Serialization

This page discusses how to save and load configuration objects:

  1. Saving configuration

  2. How to specify files/directories to be serialized

  3. HuggingFace integration

Saving/Loading objects with configurations

Configuration objects can be loaded and saved. You can even embed them within any standard Python structure (i.e. dictionary, list, tuple).

from experimaestro import load, save

# Saves the object
save([obj1, obj2, {key: obj3, key2: obj4}], "/my/folder")

# Load the object
[obj1, obj2, obj_dict] = load("/my/folder")
  • load() - Load configuration objects from a folder.

  • save() - Save configuration objects to a folder.

You can use serialization methods to include init_tasks in the deserialize process. This makes it easier to distribute configurations that need to be initialized in a special way.

A task configuration/instance can be loaded with from_task_dir().

The serialization context is controlled by SerializationContext.

If you need more control over saved data, you can use state_dict and from_state_dict that respectively returns Python data structures and loads from them.

Saving/Loading from running experiment

To ease saving/loading configuration from experiments, one can use methods from the experiment objects as follows:

from experimaestro import experiment, Param, Config

class MyConfig(Config):
    a: Param[int]

if __name__ == "__main__":
    # Saving configurations
    with experiment("/tmp/load_save", "xp1", port=-1) as xp:
        cfg = MyConfig.C(a=1)
        xp.save([cfg])


    # Loading configurations
    with experiment("/tmp/load_save", "xp2", port=-1) as xp:
        # Loads MyConfig(a=1)
        cfg, = xp.load("xp1")

Specifying paths to be serialized

Configurations can be serialized with the data necessary to restore their state. This can be useful to share a model (e.g. with HuggingFace hub).

Use DataPath to annotate fields whose file or directory content should be copied into the save directory during serialization:

from experimaestro import Config, DataPath

class MyConfig(Config):
    to_serialize: DataPath
    """This path will be serialized alongside the configuration"""

When saving, each DataPath field is copied (using hard links when possible) into the save directory under a relative path derived from the field name. On loading, the relative path is resolved back to an absolute path.
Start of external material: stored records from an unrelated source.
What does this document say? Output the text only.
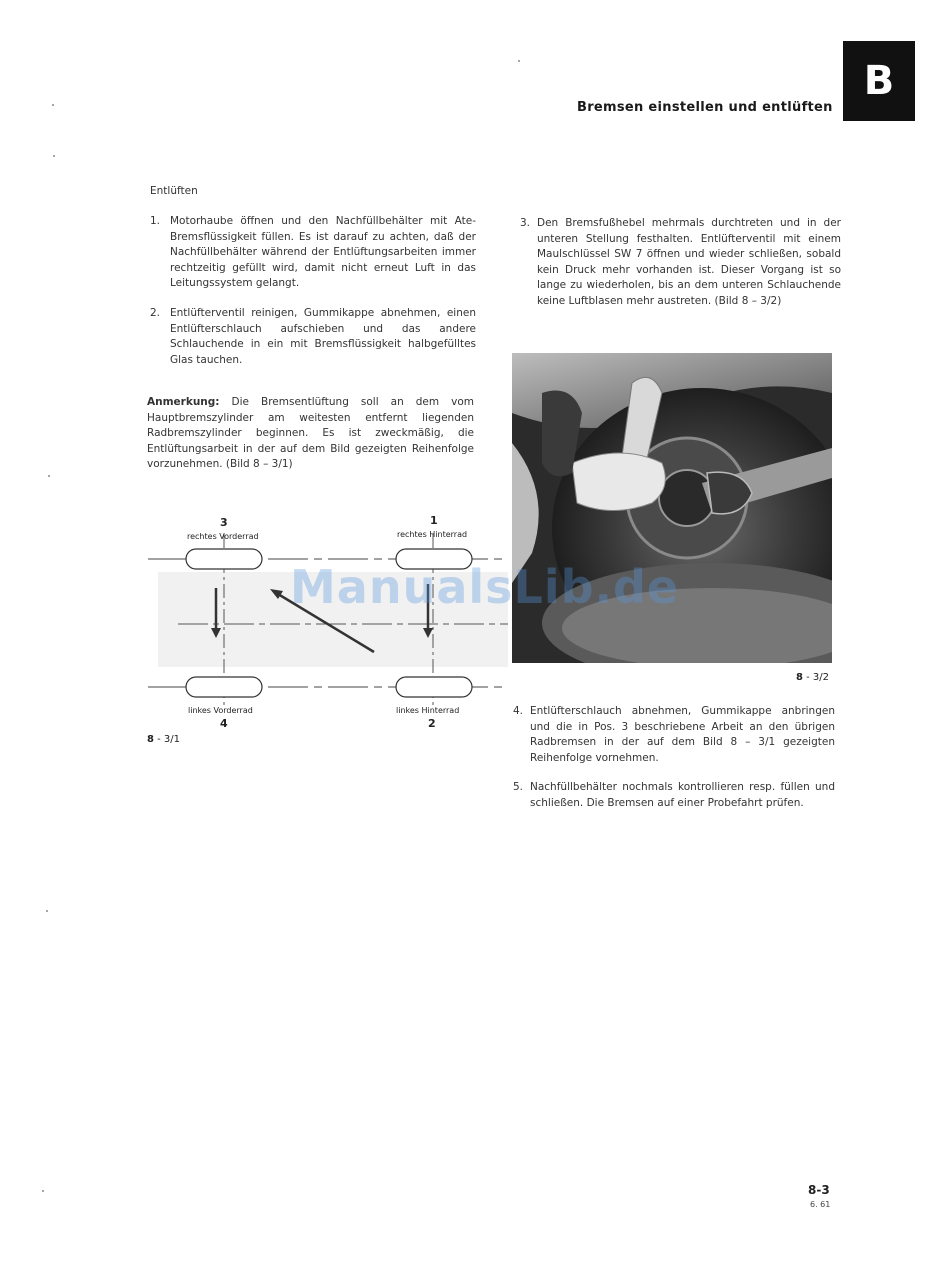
B
Bremsen einstellen und entlüften
Entlüften
1. Motorhaube öffnen und den Nachfüllbehälter mit Ate-Bremsflüssigkeit füllen. Es ist darauf zu achten, daß der Nachfüllbehälter während der Entlüftungsarbeiten immer rechtzeitig gefüllt wird, damit nicht erneut Luft in das Leitungssystem gelangt.
2. Entlüfterventil reinigen, Gummikappe abnehmen, einen Entlüfterschlauch aufschieben und das andere Schlauchende in ein mit Bremsflüssigkeit halbgefülltes Glas tauchen.
Anmerkung: Die Bremsentlüftung soll an dem vom Hauptbremszylinder am weitesten entfernt liegenden Radbremszylinder beginnen. Es ist zweckmäßig, die Entlüftungsarbeit in der auf dem Bild gezeigten Reihenfolge vorzunehmen. (Bild 8 – 3/1)
3
rechtes Vorderrad
1
rechtes Hinterrad
linkes Vorderrad
4
linkes Hinterrad
2
8 - 3/1
3. Den Bremsfußhebel mehrmals durchtreten und in der unteren Stellung festhalten. Entlüfterventil mit einem Maulschlüssel SW 7 öffnen und wieder schließen, sobald kein Druck mehr vorhanden ist. Dieser Vorgang ist so lange zu wiederholen, bis an dem unteren Schlauchende keine Luftblasen mehr austreten. (Bild 8 – 3/2)
8 - 3/2
4. Entlüfterschlauch abnehmen, Gummikappe anbringen und die in Pos. 3 beschriebene Arbeit an den übrigen Radbremsen in der auf dem Bild 8 – 3/1 gezeigten Reihenfolge vornehmen.
5. Nachfüllbehälter nochmals kontrollieren resp. füllen und schließen. Die Bremsen auf einer Probefahrt prüfen.
ManualsLib.de
8-3
6. 61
DataPath fields are ignored in identifier computation — changing the data path does not change the task identifier.

Custom data serialization

For more control over which files are serialized and where they are stored, override the __xpm_serialize__ method on your Config subclass. This method receives a SerializationContext and returns a dict mapping names to SerializedPath objects.

By default, it serializes all DataPath fields. You can override it to change destination paths, add extra data files, or skip certain fields:

from pathlib import Path
from experimaestro import Config, Param, DataPath
from experimaestro.core.context import SerializationContext, SerializedPath

class MyModel(Config):
    name: Param[str]
    weights: DataPath

    def __xpm_serialize__(self, context: SerializationContext) -> dict[str, SerializedPath]:
        # Call super() for default DataPath handling
        result = super().__xpm_serialize__(context)
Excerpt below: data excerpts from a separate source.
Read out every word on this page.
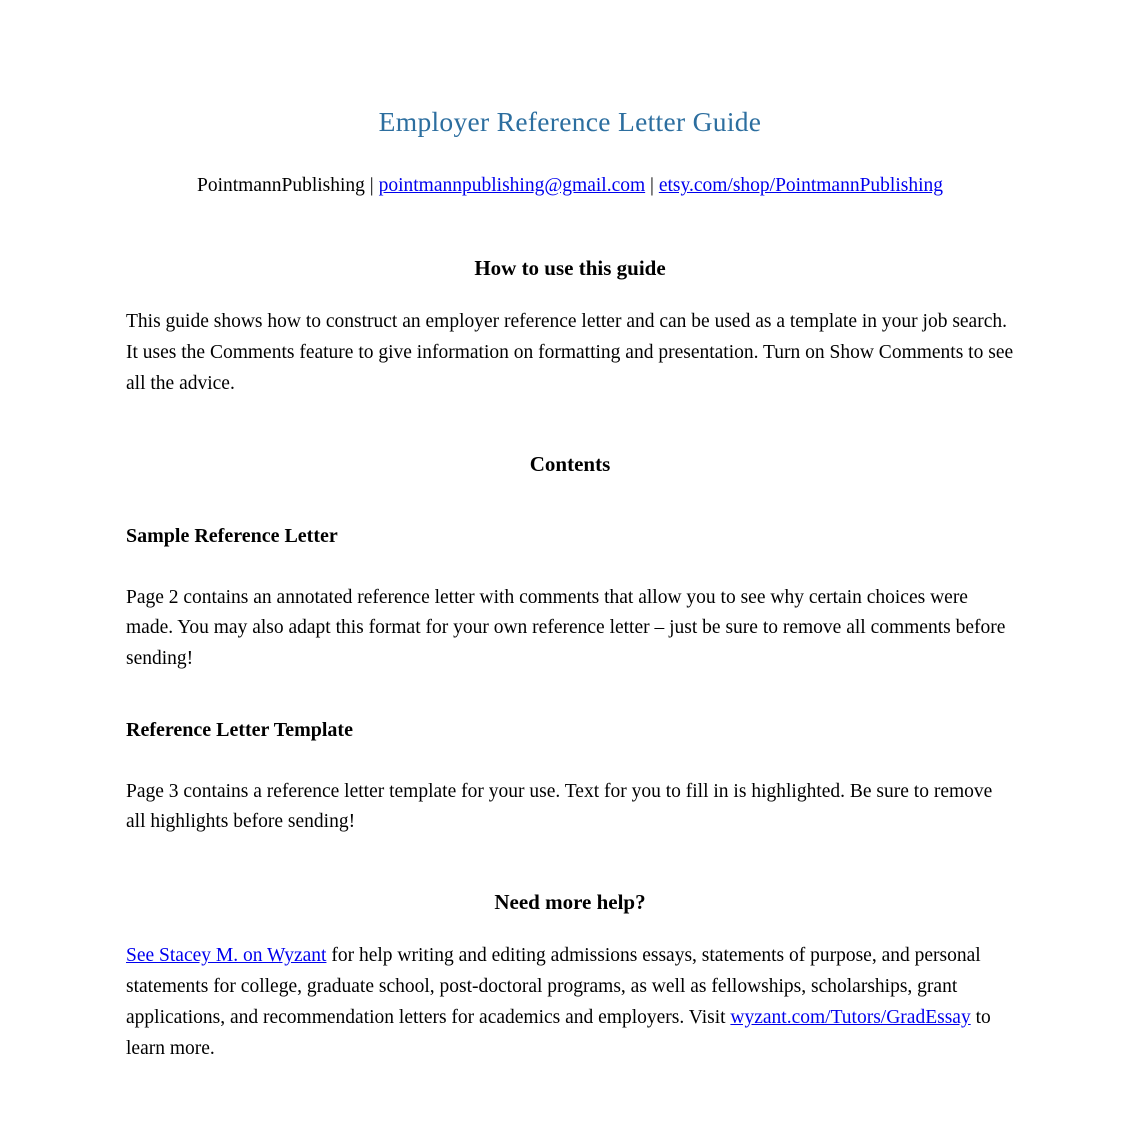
Employer Reference Letter Guide

PointmannPublishing | pointmannpublishing@gmail.com | etsy.com/shop/PointmannPublishing

How to use this guide

This guide shows how to construct an employer reference letter and can be used as a template in your job search. It uses the Comments feature to give information on formatting and presentation. Turn on Show Comments to see all the advice.

Contents
Sample Reference Letter

Page 2 contains an annotated reference letter with comments that allow you to see why certain choices were made. You may also adapt this format for your own reference letter – just be sure to remove all comments before sending!

Reference Letter Template

Page 3 contains a reference letter template for your use. Text for you to fill in is highlighted. Be sure to remove all highlights before sending!

Need more help?

See Stacey M. on Wyzant for help writing and editing admissions essays, statements of purpose, and personal statements for college, graduate school, post-doctoral programs, as well as fellowships, scholarships, grant applications, and recommendation letters for academics and employers. Visit wyzant.com/Tutors/GradEssay to learn more.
        # Or customize: serialize weights under a different name
        result["weights"] = context.serialize(
            context.var_path + ["model_weights.bin"],
            self.weights,
            self,
        )

        # Add extra files not declared as DataPath
        vocab_path = self.weights.parent / "vocab.txt"
        if vocab_path.exists():
            result["vocab"] = context.serialize(
                context.var_path + ["vocab.txt"],
                vocab_path,
                self,
            )

        return result

The SerializationContext can also be subclassed to customize the serialization process globally (e.g. to change how files are copied or where they are stored). The serialize method receives the config object, enabling per-config path logic.

Paths in params.json

Each submitted task writes its parameters to params.json in the job directory. Starting with the v3 schema (experimaestro 2.4), Path values are encoded with a "base" field that records what the value is relative to:

Encoding

Stored as

Used when

Job-relative

{"type": "path", "value": "out/file.txt", "base": "job"}

the path is inside the current job directory (typical for PathGenerator outputs)

Workspace-relative

{"type": "path", "value": "jobs/<id>/<hash>/file", "base": "workspace"}

the path points into another job in the same workspace (cross-job dependencies)

Absolute

{"type": "path", "value": "/abs/path"}

the path lies outside the workspace, or was written by an older version

Resolution at load time uses Env.taskpath for "job" and Env.wspath for "workspace"; these are set automatically by run.py, from_task_dir, and tools.jobs.load_job. Absolute paths and entries without a "base" key load unchanged for backward compatibility.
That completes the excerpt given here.